Minimally counterintuitive concepts
Concepts that mostly fit human preconceptions but break with them in one or two striking ways. These concepts are both easy to remember and easy to use. Examples include talking trees and noncorporeal agents. Pascal Boyer argues that many religious entities fit into this category. Upal labelled the fact that minimally counterintuitive ideas are better remembered than intuitive and maximally counterintuitive ideas as the minimal counterintuitiveness effect or the MCI-effect.
Hyperactive agency detection device
postulates that this mental mechanism, whose function is to identify the activity of agents, may contribute to belief in the presence of the supernatural. Given the relative costs of failing to spot an agent, the mechanism is said to be hyperactive, producing a large number of false positive errors. Stewart E. Guthrie and others have claimed these errors can explain the appearance of supernatural concepts.
Pro-social adaptation
According to the prosocial adaptation account of religion, religious beliefs and practices should be understood as having the function of eliciting adaptive prosocial behaviour and avoiding the free rider problem. Within the cognitive science of religion this approach is primarily pursued by Richard Sosis.

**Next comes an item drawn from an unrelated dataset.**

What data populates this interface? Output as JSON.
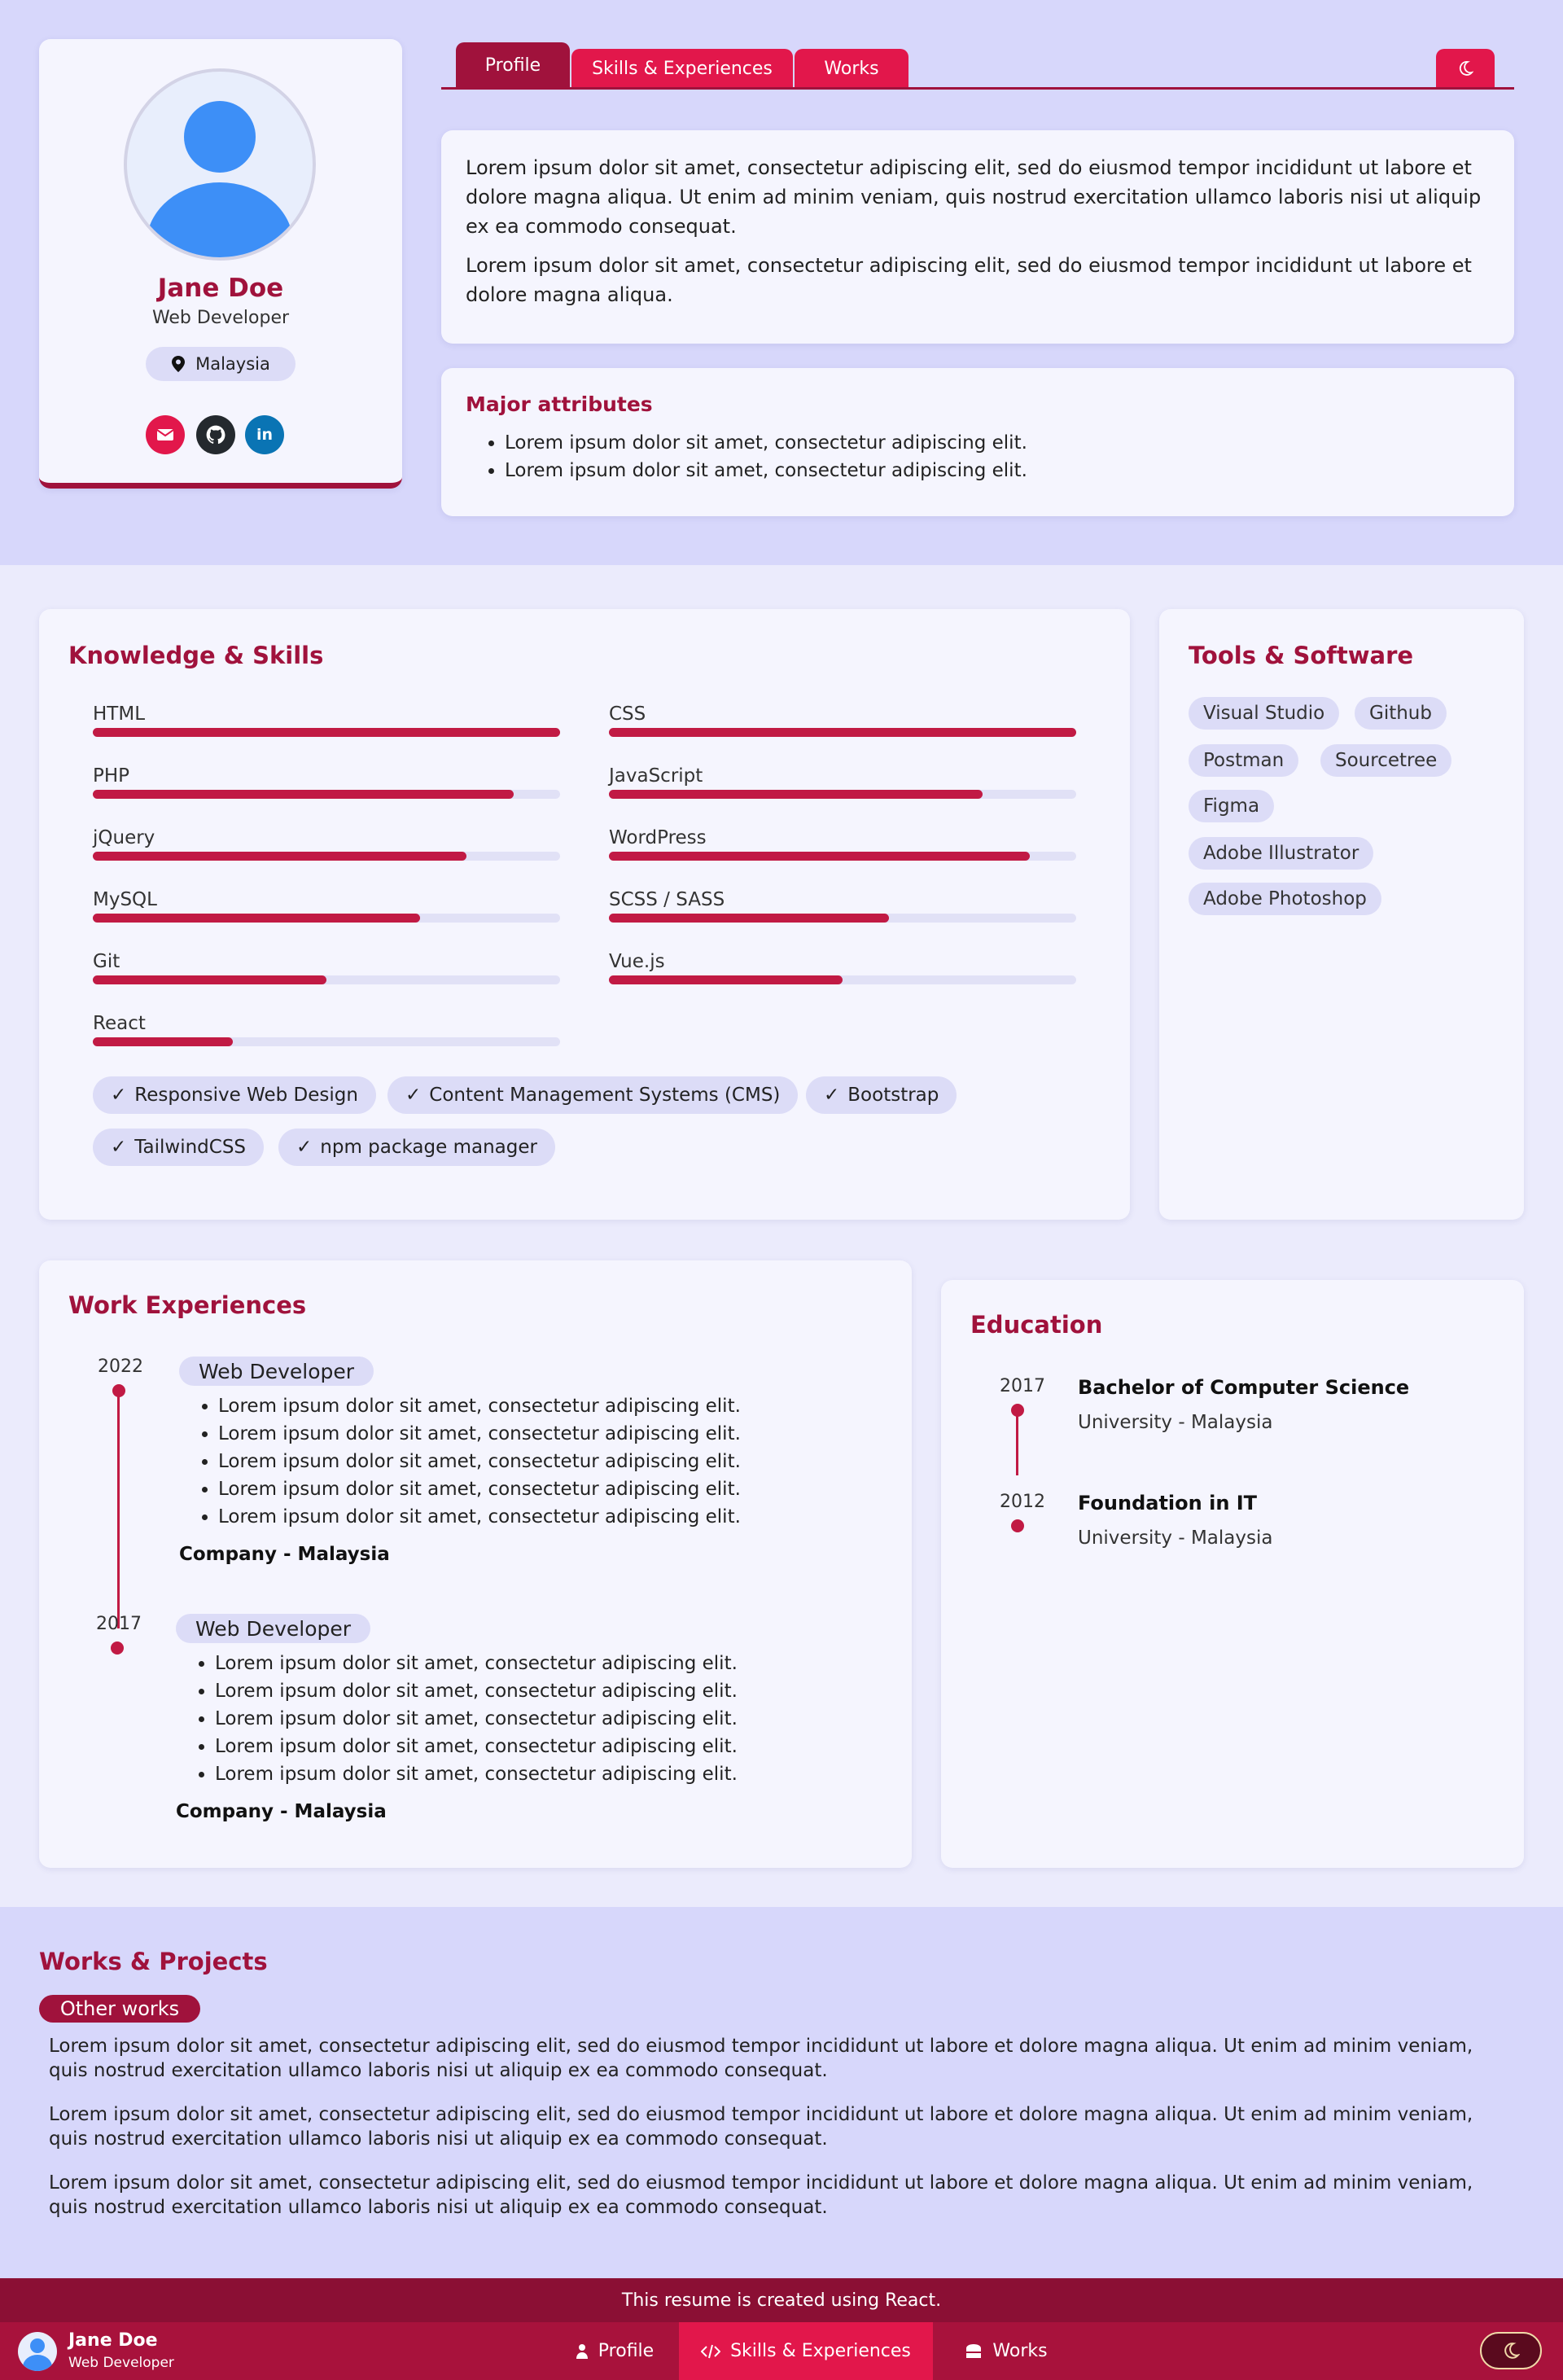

David Sloan Wilson is another major proponent of this approach and interprets religion as a group-level adaptation, but his work is generally seen as falling outside the cognitive science of religion.
Costly signaling
Practices that, due to their inherent cost, can be relied upon to provide an honest signal regarding the intentions of the agent. Richard Sosis has suggested that religious practices can be explained as costly signals of the willingness to cooperate. A similar line of argument has been pursued by Lyle Steadman and Craig Palmer. Alternatively, D. Jason Slone has argued that religiosity may be a costly signal used as a mating strategy in so far as religiosity serves as a proxy for "family values."
Dual inheritance
In the context of cognitive science of religion, dual inheritance theory can be understood as attempting to combine the cognitive byproduct and prosocial adaptation accounts using the theoretical approach developed by Robert Boyd and Peter Richerson, among others. The basic view is that while belief in supernatural entities is a cognitive byproduct, cultural traditions have recruited such beliefs to motivate prosocial behaviour. A sophisticated statement of this approach can be found in Scott Atran and Joseph Henrich.